Kemal Bülbül: Antalya'yı ben önceden tanıyorum. 27’inci dönemden, 5 yıl milletvekilliği yaptım burada. Daha önce de demokratik kitle örgütleri, sivil toplum örgütleri çalışmasından tanıyoruz. Antalya'nın demografik ve kültürel yapısında çeşitlilik söz konusu. Türkmenler, Kürtler, az miktarda Ruslar, Giritliler, Çerkezler gibi farklı topluluklar ve inançsal açıdan Aleviler, Hristiyanlar, Sünniler ve inanmayanlardan oluşan çeşitlilik içeren bir kimlik yapısı var. Lakin kent dokusu ve düzenlemesi anlamında tam bir facia. Kentte ulaşım, altyapı, iletişim, beslenme ve barınma gibi temel konularda ciddi sorunlar yaşanıyor. Kentte en ucuz kira 20 bin liradan başlıyor maalesef, bu Türkiye insanı için çok para.
Bir başka konu da yabancılaşma, sosyal grupların birbirine yabancılığı. Yine turizm; deniz kenti olmasına rağmen Antalya ve ilçeler arasında demiryolu, deniz ulaşımının olmaması da facia. Antalya'da dağ turizmi, tarih turizmi, doğa ve deniz turizmi, yani turizmin hemen hemen tüm alanları olmasına rağmen bu turizm alanlarına ulaşım, iletişim ve turizm alanlarıyla ilgili bilgi neredeyse sıfır noktasında.
Türkiye'de temel sorun toplumun kamusal alana dahiliyeti. Kamusal alandan ne kastediyoruz? Belediye kamusal bir alandır. Belediye bütçesini denetlemekten tutun bütçeden pay almaya, belediyenin işsizliğe bulacağı çözümden yararlanmaya kadar, yine belediyenin getireceği altyapı, sağlık, temizlik, hijyen, çöp ve benzeri hizmetlere kadar çok devasa sorunlar var. Biraz argo bir tabir olacak ama çok affedersiniz bugüne kadar sistem tarafından belediyelerde bir Zübük Politikası yürütüldü. Nedir bu? Tamamen rantçılığa dayalı, tamamen ihaleye dayalı bir politika ve bu politikanın sonunda da devasa şişirilmiş bireysel bütçeler. Biz bununla uğraşıyoruz. Mesela biliyorsunuz bizde eş başkanlık sistemi var. Belediyelerde Cumhuriyetin kuruluşundan bu yana tek adamlık sistemi var. Bu tek adamlık sistemine karşı eş başkanlığı öneriyoruz. Yine belediye meclisleri işlevsiz kalıyor. Yerel parlamento gibi işlemiyor. Belediye meclisleri adeta ihale, iş takibi ve çeşitli rant işleriyle uğraşıyor.
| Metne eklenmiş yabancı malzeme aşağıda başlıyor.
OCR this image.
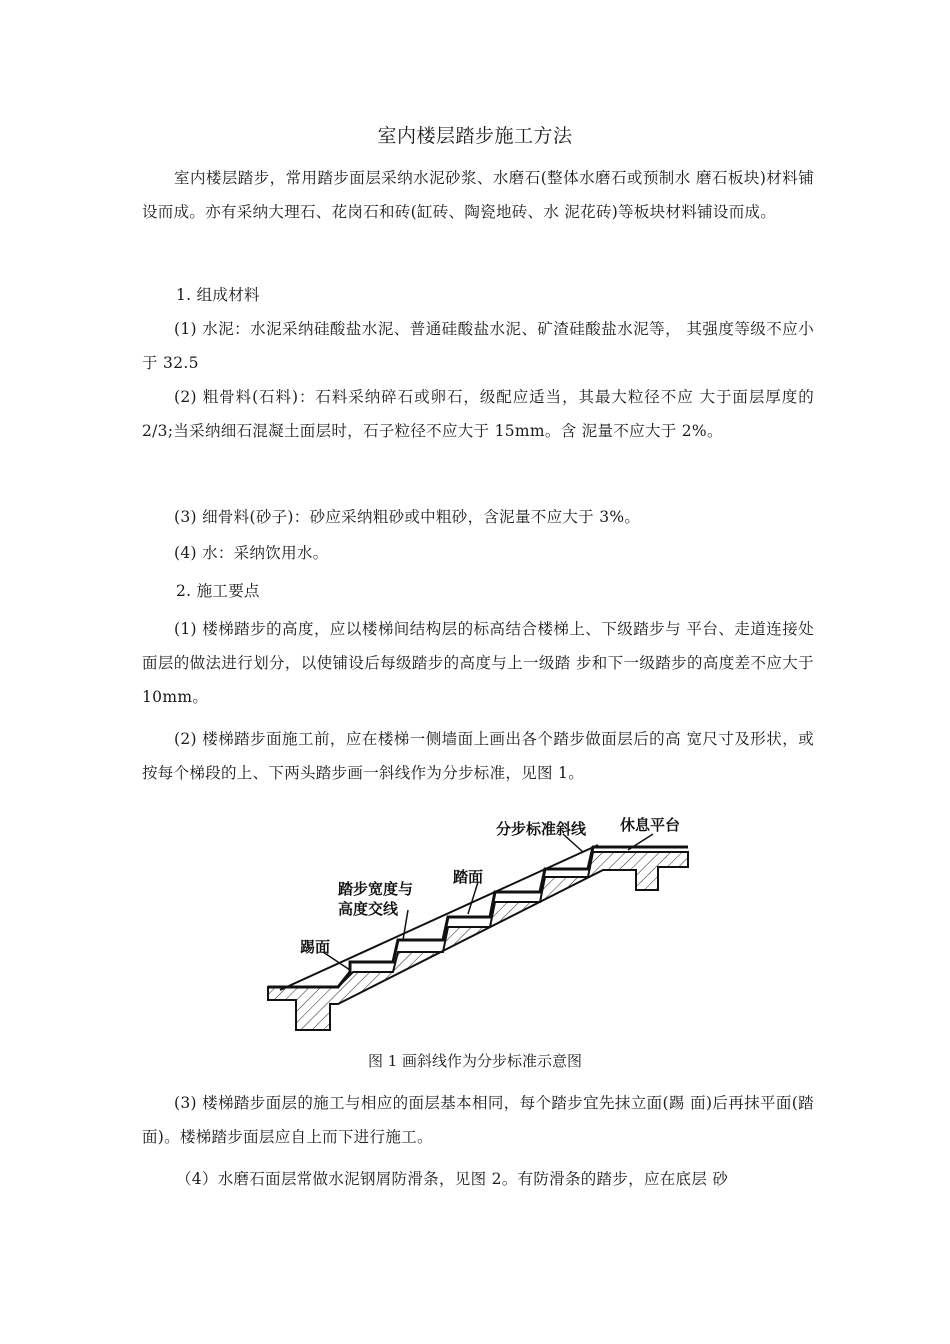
室内楼层踏步施工方法
室内楼层踏步，常用踏步面层采纳水泥砂浆、水磨石(整体水磨石或预制水 磨石板块)材料铺设而成。亦有采纳大理石、花岗石和砖(缸砖、陶瓷地砖、水 泥花砖)等板块材料铺设而成。
1. 组成材料
(1) 水泥：水泥采纳硅酸盐水泥、普通硅酸盐水泥、矿渣硅酸盐水泥等， 其强度等级不应小于 32.5
(2) 粗骨料(石料)：石料采纳碎石或卵石，级配应适当，其最大粒径不应 大于面层厚度的 2/3;当采纳细石混凝土面层时，石子粒径不应大于 15mm。含 泥量不应大于 2%。
(3) 细骨料(砂子)：砂应采纳粗砂或中粗砂，含泥量不应大于 3%。
(4) 水：采纳饮用水。
2. 施工要点
(1) 楼梯踏步的高度，应以楼梯间结构层的标高结合楼梯上、下级踏步与 平台、走道连接处面层的做法进行划分，以使铺设后每级踏步的高度与上一级踏 步和下一级踏步的高度差不应大于 10mm。
(2) 楼梯踏步面施工前，应在楼梯一侧墙面上画出各个踏步做面层后的高 宽尺寸及形状，或按每个梯段的上、下两头踏步画一斜线作为分步标准，见图 1。
分步标准斜线 休息平台
踏面
踏步宽度与
高度交线
踢面
图 1 画斜线作为分步标准示意图
(3) 楼梯踏步面层的施工与相应的面层基本相同，每个踏步宜先抹立面(踢 面)后再抹平面(踏面)。楼梯踏步面层应自上而下进行施工。
（4）水磨石面层常做水泥钢屑防滑条，见图 2。有防滑条的踏步，应在底层 砂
Büyükşehir Yasası’nın getirdiği hantallık var. Yani köyden mahalleye, mezradan koma kadar hepsi Büyükşehir Yasasına dahil fakat bu yasa o kadar pratik ve işlevli değil, bu yüzden yurttaşın sıkıntıları var. Köyde evinin önündeki bir düzenleme içinde Büyükşehir Belediyesinden izin alması gerekiyor.
Rûdaw: Geçmişte Antalya'yla ilgili “Antalya'da küçük bir Kürdistan var” şeklinde açıklamanız vardı. Medyada yankılanmıştı. Antalya'daki Kürtlerin kendilerini ifade edebilecekleri dernekleri, örneğin Kürtçe eğitim alabilecekleri dil kursları var mı?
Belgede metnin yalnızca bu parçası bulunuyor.